На одном конце довольно пространного круга, составленного из баб, ребят, девок, мужиков и мещан всякого рода, лежал врастяжку бурый медведь: подле него стоял вожак - кривой татарин с грязною ермолкою на бритой голове. Перекинув через голову цепь, конец которой прикреплялся к кольцу, продетому в губу зверя, прислонив к плечу дубину, вожак выбивал дробь на лубочном барабане. Товарищ его, "козылятник", то есть тот, который пляшет с козою, также из татар, пиликал между тем на самодельной скрипке самодельным смычком. Каждая черта его рябого лица была, казалось, привязана невидными нитками к концу смычка; то брови его быстро приподымались, как бы испуганные отчаянным визгом инструмента, то опускались, и за ними опускалась все лицо.
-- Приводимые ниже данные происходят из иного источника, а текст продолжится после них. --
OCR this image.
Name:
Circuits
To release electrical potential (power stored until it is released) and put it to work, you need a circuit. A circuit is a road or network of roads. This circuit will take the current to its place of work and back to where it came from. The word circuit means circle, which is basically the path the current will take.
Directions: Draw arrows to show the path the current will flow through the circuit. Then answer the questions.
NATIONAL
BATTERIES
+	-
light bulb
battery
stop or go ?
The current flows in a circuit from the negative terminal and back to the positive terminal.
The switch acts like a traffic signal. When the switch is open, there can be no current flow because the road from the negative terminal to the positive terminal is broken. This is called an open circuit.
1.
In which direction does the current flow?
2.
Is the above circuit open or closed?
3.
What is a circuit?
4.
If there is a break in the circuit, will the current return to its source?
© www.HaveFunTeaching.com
Когда смычок, шмыгнув по баскам, начинал вдруг выделывать вариации, рысьи глазки татарина щурились, лицо принимало такое выражение, как будто в ухо ему залез комар, и вдруг приподымались брови, снова раскрывались глаза, готовые, по-видимому, на этот раз совсем выскочить из головы. Оба товарища были сильно навеселе; несколько пустых штофов лежало на траве, подле мешка, скрывавшего козу*.
* Автору очень хорошо известно, что мусульманам запрещено вино; к сожалению, ему также хорошо известно, что мусульмане, по крайней мере живущие в Казанской и Нижегородской губерниях, напиваются ничуть не хуже других народов. (Прим. автора.)
Тут находились еще четыре человека, также сильно раскрасневшиеся: то были фабричные ребята. Один из них наигрывал на гармонии, другие били в ладоши, топали ногами и, подергивая в такт плечами, пели, как дробью пересыпали:
Ах ты, милый друг, камаринский мужик!Ты зачем, зачем по улице бежишь?Он бежит, бежит, повертывает!Да-а-и всего его подергивает!Ах-ти-ти-ти, калинка моя!Да в саду ягода малинка моя!Замашистая, разгульная камаринская подергивала даже тех, кто находился в числе зрителей; она действовала даже на седых стариков, которые, шествуя спокойно подле жен, начинали вдруг притопывать сапогами и переводить локтями. О толпе, окружавшей певцов, и говорить нечего: она вся была в движении, пронзительный свист, хлопанье в ладоши, восторженные восклицания: "Ходи, Яша!", "Молодца!", "Катай!", "Ох, люблю!", "Знай наших!" - сопровождали каждый удар смычка.
Под ускоренный такт всей этой сумятицы в середине круга плясал какой-то чахлый человек в жилете, надетом на рубашку. Изнеможение проглядывало в каждой черте его лица, в каждом члене его чахоточного тела; ноги его ходили, как мочала, пот ручьями катил по зеленоватому, болезненному лицу. Но глаза его сверкали необыкновенным блеском, как у камчадала, напившегося настоем из мухомора. Он, казалось, заплясывался до смерти; иной раз он как будто останавливался, но восклицание: "Ходи, Яша! Молодца! Ай да Яша!" - и звуки камаринской, подхваченные еще живее, снова приводили его в какое-то исступленное состояние, и он снова принимался семенить ногами, приговаривая: "Что ты? Что ты? Что ты?.." В порывах восторга он перекувыркивался и даже ударял себя в голову.